Default: Non-payment of your obligation as outlined in the agreement.

Demand Loan: A loan where the balance must be repaid upon request from the lender.

Discharge: Removal of all mortgages and financial encumbrances on a property.



E

Equity: The difference between the market value of the property and the existing mortgage balances.

Equity Mortgage: A mortgage that is based solely on the equity in your home, the normal requirements are not used if there is
enough equity in your home.


F

First Mortgage: A mortgage registered on your property first. They have first claim to the home should there be a foreclosure.

Fixed Rate Mortgage: A mortgage that has an interest rate that does not change for the term of the mortgage.

Foreclosure: A legal procedure whereby the lender obtains ownership of the property following default by the borrower.


G

GE Canada: The other mortgage insurer in Canada that insures mortgages over 75% of the value of the home for lenders.
(CMHC is the other insurer).

Gross Debt Service Ratio (GDS): This is one of the calculations that lenders use to determine eligibility for a mortgage. It takes into account
the mortgage payment you want plus taxes and heat and divides it by your income. The maximum ratio you
are allowed is 32% by most lenders.

Guarantor: This is a person who goes on a loan or mortgage with you and guarantees that they will pay your debt for you
if you do not. They have to have good established credit, income and assets in order to qualify as a guarantor.

H


High-Ratio Mortgage: A mortgage that is for more than 75% of the value or purchase price of the home.

Home Equity Line of Credit: A line of credit that is secured against the house.


I


Interest Adjustment Date (IAD): The date on which the term of your mortgage starts. It is usually the first date of the month following the possession date.


M

Mortgage: Mortgage Insurance (optional): Insurance that gives you peace of mind so that if anything should happen to the mortgage holders, the mortgage will be paid off and your beneficiaries will not be left with the burden of keeping up your mortgage payments.


O


Open Mortgage A mortgage that can be paid out in full at anytime without penalty. Rates are normally higher on these types of mortgages.


P

P.I. (Principal and Interest): A payment that applies to the principle of the mortgage and the interest, but you have to pay your property taxes on your own.

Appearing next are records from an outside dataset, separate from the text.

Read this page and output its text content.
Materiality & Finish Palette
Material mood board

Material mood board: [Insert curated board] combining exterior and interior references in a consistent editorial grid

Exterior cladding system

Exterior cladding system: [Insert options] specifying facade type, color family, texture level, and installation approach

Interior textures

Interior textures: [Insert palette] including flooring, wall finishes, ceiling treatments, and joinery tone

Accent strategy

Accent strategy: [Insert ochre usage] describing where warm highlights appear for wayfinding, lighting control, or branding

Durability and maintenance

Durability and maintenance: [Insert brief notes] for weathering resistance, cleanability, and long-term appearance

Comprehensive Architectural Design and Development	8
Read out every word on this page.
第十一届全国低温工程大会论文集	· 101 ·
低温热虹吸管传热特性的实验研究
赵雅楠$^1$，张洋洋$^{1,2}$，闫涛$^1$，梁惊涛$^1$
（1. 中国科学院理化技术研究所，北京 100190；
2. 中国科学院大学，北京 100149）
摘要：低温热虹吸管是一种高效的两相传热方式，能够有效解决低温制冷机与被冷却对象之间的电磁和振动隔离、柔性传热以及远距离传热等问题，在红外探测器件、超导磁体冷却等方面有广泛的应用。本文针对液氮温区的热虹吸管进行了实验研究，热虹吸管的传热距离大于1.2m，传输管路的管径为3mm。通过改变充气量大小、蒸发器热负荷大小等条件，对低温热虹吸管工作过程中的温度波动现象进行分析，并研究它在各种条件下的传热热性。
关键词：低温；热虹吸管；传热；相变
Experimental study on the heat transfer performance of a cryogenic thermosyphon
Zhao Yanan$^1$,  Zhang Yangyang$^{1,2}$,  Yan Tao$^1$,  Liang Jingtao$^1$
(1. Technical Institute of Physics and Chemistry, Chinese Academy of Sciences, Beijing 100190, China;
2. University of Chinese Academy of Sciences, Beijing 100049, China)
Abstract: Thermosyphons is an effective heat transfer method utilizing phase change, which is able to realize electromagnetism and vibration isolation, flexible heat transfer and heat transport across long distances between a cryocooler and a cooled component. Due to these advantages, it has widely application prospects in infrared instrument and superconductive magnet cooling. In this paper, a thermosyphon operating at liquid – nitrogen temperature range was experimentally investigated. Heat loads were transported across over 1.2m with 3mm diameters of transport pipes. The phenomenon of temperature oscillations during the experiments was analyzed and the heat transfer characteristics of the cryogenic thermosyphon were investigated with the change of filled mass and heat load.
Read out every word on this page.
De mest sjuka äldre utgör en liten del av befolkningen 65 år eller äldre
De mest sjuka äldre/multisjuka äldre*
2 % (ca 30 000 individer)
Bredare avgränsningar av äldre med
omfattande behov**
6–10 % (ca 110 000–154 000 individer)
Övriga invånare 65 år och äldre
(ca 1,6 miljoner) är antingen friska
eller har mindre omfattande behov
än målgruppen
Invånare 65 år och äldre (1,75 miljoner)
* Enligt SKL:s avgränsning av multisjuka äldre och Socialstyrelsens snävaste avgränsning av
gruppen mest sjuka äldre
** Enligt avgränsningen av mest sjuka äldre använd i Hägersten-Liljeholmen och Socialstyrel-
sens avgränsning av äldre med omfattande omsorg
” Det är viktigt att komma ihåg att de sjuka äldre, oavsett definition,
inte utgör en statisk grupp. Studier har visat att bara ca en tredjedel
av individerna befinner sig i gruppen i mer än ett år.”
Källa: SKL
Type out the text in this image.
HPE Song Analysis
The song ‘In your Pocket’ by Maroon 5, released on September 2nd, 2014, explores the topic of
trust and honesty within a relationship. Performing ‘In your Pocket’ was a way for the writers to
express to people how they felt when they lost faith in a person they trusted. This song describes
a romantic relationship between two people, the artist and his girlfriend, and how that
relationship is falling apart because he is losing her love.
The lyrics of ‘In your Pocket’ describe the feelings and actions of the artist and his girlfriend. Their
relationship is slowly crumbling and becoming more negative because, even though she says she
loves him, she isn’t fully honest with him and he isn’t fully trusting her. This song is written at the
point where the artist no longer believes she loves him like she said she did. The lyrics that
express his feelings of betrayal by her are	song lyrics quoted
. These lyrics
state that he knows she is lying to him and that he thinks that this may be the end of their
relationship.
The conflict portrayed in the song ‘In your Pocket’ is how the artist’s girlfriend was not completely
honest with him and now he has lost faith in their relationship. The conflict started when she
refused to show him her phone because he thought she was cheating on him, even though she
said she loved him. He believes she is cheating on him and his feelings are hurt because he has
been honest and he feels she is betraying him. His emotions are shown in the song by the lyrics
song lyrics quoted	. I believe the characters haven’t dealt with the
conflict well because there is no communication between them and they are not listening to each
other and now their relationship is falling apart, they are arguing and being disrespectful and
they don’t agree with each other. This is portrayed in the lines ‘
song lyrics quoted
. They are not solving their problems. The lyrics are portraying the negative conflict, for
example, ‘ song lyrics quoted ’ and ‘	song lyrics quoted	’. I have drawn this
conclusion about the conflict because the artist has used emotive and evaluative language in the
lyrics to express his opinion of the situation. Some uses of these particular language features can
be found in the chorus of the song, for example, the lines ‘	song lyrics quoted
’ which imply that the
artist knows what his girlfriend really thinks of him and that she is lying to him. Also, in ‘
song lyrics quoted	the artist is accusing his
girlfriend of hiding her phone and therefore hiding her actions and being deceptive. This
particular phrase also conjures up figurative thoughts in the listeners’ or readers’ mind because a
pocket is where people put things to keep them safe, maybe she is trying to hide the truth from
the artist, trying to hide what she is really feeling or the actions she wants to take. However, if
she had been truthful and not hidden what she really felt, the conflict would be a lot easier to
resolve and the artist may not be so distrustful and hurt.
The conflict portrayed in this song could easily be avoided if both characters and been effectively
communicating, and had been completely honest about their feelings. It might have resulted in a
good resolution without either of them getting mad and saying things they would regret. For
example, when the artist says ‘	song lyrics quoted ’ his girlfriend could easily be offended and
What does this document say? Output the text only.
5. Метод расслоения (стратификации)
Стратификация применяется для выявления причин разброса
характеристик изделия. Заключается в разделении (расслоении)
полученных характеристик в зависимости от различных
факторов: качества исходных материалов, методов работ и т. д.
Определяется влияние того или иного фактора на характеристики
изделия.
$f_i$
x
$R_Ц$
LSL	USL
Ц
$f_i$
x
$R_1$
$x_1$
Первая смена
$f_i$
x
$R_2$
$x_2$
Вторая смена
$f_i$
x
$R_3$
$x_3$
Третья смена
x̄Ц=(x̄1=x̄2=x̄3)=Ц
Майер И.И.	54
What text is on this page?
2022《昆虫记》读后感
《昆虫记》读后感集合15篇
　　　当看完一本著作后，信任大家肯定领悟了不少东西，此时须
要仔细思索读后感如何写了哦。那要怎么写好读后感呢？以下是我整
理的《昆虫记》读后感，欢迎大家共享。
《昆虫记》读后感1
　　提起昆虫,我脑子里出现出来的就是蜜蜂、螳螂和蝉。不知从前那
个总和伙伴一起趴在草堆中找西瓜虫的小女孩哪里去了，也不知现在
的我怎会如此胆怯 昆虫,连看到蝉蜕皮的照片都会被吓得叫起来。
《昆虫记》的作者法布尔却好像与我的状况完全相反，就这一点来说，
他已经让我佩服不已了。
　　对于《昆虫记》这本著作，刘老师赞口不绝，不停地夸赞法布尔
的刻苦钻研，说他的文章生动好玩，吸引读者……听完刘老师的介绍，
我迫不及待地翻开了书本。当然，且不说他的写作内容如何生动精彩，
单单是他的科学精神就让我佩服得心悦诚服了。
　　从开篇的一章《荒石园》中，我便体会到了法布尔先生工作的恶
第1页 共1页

P.I.T (Principal, Interest and Taxes) : A paymnet that applies to the principle of the mortgage, the interest on the mortgage and also pays monthly the property taxes.

Pre-Approved Mortgage: A no obligation mortgage that allows you to search the market place in confort knowing what mortgage amount you qualify for. It also locks in the rate for 90 to 120 days which also gives you the peace of mind that if rates go up in the time it takes to find your new home, you will still be ensured a low rate.

Pre-Payment Penalty: A fee charged to the mortgage holder if the mortgage is paid in full or above the amount allowed within the closed term of the mortgage.

Prime Rate of Canada: The rate that is set by the Bank of Canada in which lenders base their prime mortgage lending rate on The original amount of the loan.

R


Renewal: A mortgage is up for renewal when the term is up. At this time you can pre-pay the mortgage in part or in full without any penalty. You can also renew with the current lender or change lenders in order to obtain the lowest rate possible.

S

Second Mortgage: A mortgage registered against the property in second place. This means that the lender who is registered first, has first claim if the house goes into foreclosure and the lender in second place will only receive what is left. Because of the higher risk, second mortgages have higher interest rates and higher fees.

T

Term: The period of time the financing agreement covers. Terms are available for as short as 6 months and as long as 18 years. The rates depend on the term you choose. Traditionally, the majority of people chose a 5 year term.


Total Debt Service Ratio (TDS) : One of two caculations used by lenders to determine eligibility. It takes into account your monthly mortgage payment, property taxes, approximate heating costs and any other monthly obligations.


V

Variable Rate Mortgage: A mortgage that has an interest rate that fluctuates as the Prime Rate of Canada fluctuates.